Member of the New Jersey General Assembly from the 18th Legislative District
- In office January 12, 1982 – July 1, 1991 Serving with Thomas H. Paterniti George A. Spadoro
- Preceded by: James Bornheimer
- Succeeded by: Michael J. Baker

Executive Director of the New Jersey Lottery
- In office July 1991 – July 1994
- Preceded by: Russell R. Hart (acting)
- Succeeded by: Virginia E. Haines

Personal details
- Born: August 3, 1933 (age 92) New Brunswick, New Jersey
- Party: Democratic
- Education: University of Georgia

= Frank M. Pelly =

American politician

Frank M. Pelly (born August 3, 1933) is an American politician who served in the New Jersey General Assembly from the 18th Legislative District from 1982 to 1991.

Born on August 3, 1933, in New Brunswick, New Jersey, and raised there, Pelly graduated from New Brunswick High School in 1951. Pelly graduated in 1956 from the University of Georgia in 1956 with a degree in pharmacy, and operated a pharmacy in New Brunswick.
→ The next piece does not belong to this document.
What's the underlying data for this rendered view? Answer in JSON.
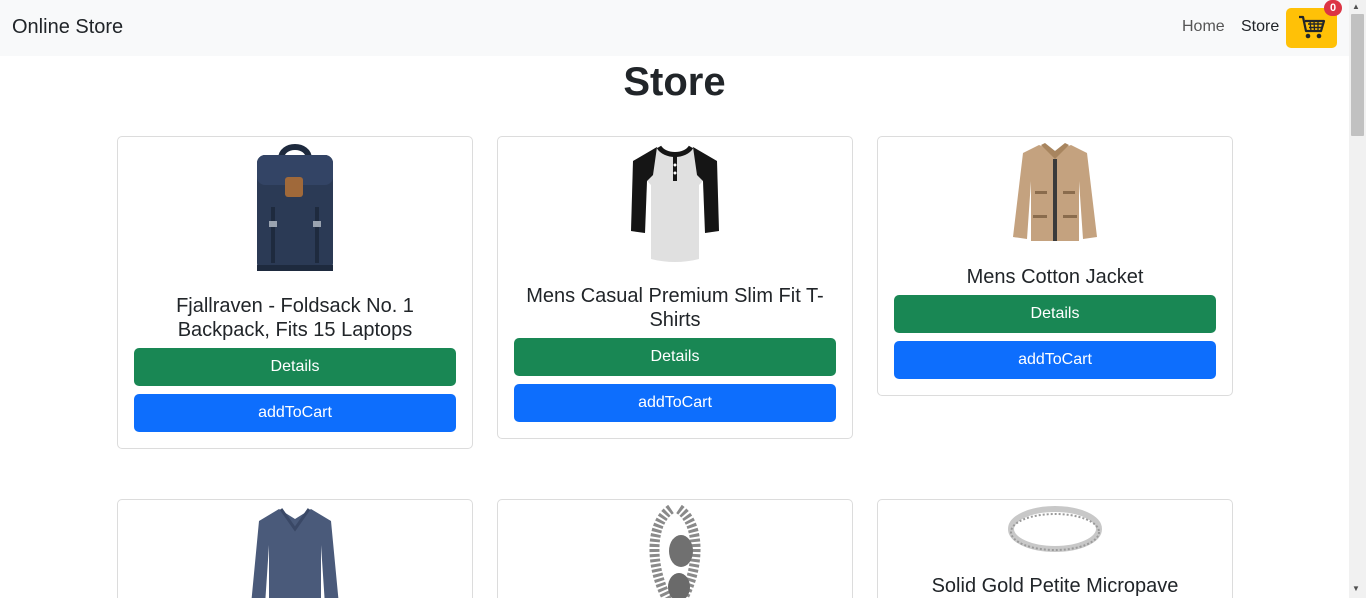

A resident of North Brunswick, New Jersey, Pelly served as a board of education trustee on the North Brunswick Township Public Schools, on the township council and as a member of the Middlesex County Board of Chosen Freeholders.

In May 1991, Pelly was named by Governor James Florio to serve as executive director of the New Jersey Lottery, after Pelly announced that he would not be seeking re-election; he succeeded acting lottery head Russell R. Hart, who took over when Barbara Marrow-Mooring stepped down. As head of the lottery, Pelly had a hotline number for compulsive gamblers printed on all lottery tickets. In May 1994, Governor Christine Todd Whitman nominated Virginia E. Haines to succeed Pelly as head of the New Jersey Lottery.